Pasados ya 35 años de su muerte, sin embargo, y con el FMLN gobernando El Salvador, además de la desaparición del ideario revolucionario y/o marxista-leninista, de la cual sólo quedan «sombras nada más» como diría el novelista nicaragí¼ense Sergio Ramírez, Dalton va quedando sumido en el olvido, casi como una nota folklórica de aquel período.
Sobra decir que muchos de sus gestos de los sesentas y primera mitad de los setentas fueron los de un adolescente impulsivo buscando la auto-destrucción. Pero en medio de ese furor, dejó una obra literaria que merece rescatarse. Es una obra sofisticada, de complejos giros estilísticos, que se encuentra más cerca de Rabelais que de Marx o Lenin, y que reconfigura la naturaleza de la narrativa contemporánea centroamericana. Posiblemente después de las dos novelas cumbres de Asturias, Hombres de maíz (1949) y Mulata de tal (1963), no exista mejor novela en el istmo que Pobrecito poeta que era yo…. Profunda y compleja, es también una novela cómica, cargada de ironía, que no deja a ninguna figura de pie (ni siquiera a sus diferentes alter egos) y afirma el complejo proceso de liberarse de todo tipo de dogma. Se burla de todo y de todos sin pedir permiso ni disculpas, y sin rendirle ninguna pleitesía a esa misma ideología que el autor se ufanaba en ostentar.

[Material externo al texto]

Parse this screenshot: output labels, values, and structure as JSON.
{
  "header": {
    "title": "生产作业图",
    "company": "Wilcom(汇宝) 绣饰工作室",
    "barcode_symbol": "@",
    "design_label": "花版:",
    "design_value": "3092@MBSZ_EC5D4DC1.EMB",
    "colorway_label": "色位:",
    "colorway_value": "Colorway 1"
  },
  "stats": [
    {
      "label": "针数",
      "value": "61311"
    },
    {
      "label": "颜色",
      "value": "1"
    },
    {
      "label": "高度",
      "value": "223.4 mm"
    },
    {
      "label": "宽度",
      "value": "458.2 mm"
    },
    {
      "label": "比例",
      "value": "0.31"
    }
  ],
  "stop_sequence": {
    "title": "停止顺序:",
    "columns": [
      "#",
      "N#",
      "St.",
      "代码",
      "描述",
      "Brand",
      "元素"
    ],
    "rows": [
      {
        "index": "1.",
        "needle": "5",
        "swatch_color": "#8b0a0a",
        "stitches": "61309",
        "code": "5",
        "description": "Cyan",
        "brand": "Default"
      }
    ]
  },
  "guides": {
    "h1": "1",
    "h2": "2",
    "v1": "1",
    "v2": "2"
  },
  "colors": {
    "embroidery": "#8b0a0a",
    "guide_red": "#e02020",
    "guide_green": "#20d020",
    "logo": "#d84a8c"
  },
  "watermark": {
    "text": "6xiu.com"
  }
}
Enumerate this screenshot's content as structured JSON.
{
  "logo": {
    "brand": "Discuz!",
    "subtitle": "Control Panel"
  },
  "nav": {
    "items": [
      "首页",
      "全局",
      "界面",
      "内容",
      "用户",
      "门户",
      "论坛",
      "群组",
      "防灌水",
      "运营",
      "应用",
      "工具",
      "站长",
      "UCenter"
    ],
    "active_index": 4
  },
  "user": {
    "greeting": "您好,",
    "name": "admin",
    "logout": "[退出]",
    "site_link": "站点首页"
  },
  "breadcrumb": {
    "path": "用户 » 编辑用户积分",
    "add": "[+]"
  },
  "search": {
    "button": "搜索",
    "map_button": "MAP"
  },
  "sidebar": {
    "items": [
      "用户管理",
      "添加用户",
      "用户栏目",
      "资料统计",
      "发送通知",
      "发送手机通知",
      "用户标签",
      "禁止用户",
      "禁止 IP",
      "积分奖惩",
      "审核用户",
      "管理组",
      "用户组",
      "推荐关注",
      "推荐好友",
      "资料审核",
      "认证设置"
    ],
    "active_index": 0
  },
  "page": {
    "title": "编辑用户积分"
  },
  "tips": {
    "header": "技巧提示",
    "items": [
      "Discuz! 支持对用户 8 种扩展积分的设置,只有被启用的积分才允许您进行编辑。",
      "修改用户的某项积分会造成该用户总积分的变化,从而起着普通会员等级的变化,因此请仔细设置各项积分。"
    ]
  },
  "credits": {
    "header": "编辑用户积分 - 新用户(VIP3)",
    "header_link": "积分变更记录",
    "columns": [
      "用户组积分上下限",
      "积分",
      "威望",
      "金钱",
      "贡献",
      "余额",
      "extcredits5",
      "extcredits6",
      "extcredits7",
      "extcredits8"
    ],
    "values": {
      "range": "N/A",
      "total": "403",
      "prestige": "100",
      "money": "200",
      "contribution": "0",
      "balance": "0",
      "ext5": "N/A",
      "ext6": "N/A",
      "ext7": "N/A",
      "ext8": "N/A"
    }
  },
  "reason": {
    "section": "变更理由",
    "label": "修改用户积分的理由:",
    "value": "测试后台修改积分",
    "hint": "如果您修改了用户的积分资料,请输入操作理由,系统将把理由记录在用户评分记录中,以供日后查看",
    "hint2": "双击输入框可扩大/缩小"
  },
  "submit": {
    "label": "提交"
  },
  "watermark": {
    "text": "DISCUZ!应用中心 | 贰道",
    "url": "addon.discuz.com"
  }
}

Dalton e realidad escribe con un profundo sentido rabelaisiano/cortazariano un texto que lo subvierte todo. No olvidemos que fue gran amigo del argentino Julio Cortázar, y que le gustaban sobretodo las Historias de cronopios y de famas. El conjunto de la novela se asemeja al que aspira a escribir Mario, uno de sus personajes poetas. Es una «novela irritante y catártica. Buscando esa fiebre intensa, provocada por el grito del curandero que sacará los males del cuerpo por el sudor y la orina y los del alma por la desesperación» (249). Para lograrlo busca capturar en sus prácticas discursivas el humor de los idiolectos de la heteroglossia salvadoreña con el fin de reconstruir un sistema popular-festivo de imágenes, lo que Ileana Rodríguez denomina la «expresión mestizo-creole,» con el afán de conformar una visión del mundo que es más ética, más moralista, que propiamente ideológica.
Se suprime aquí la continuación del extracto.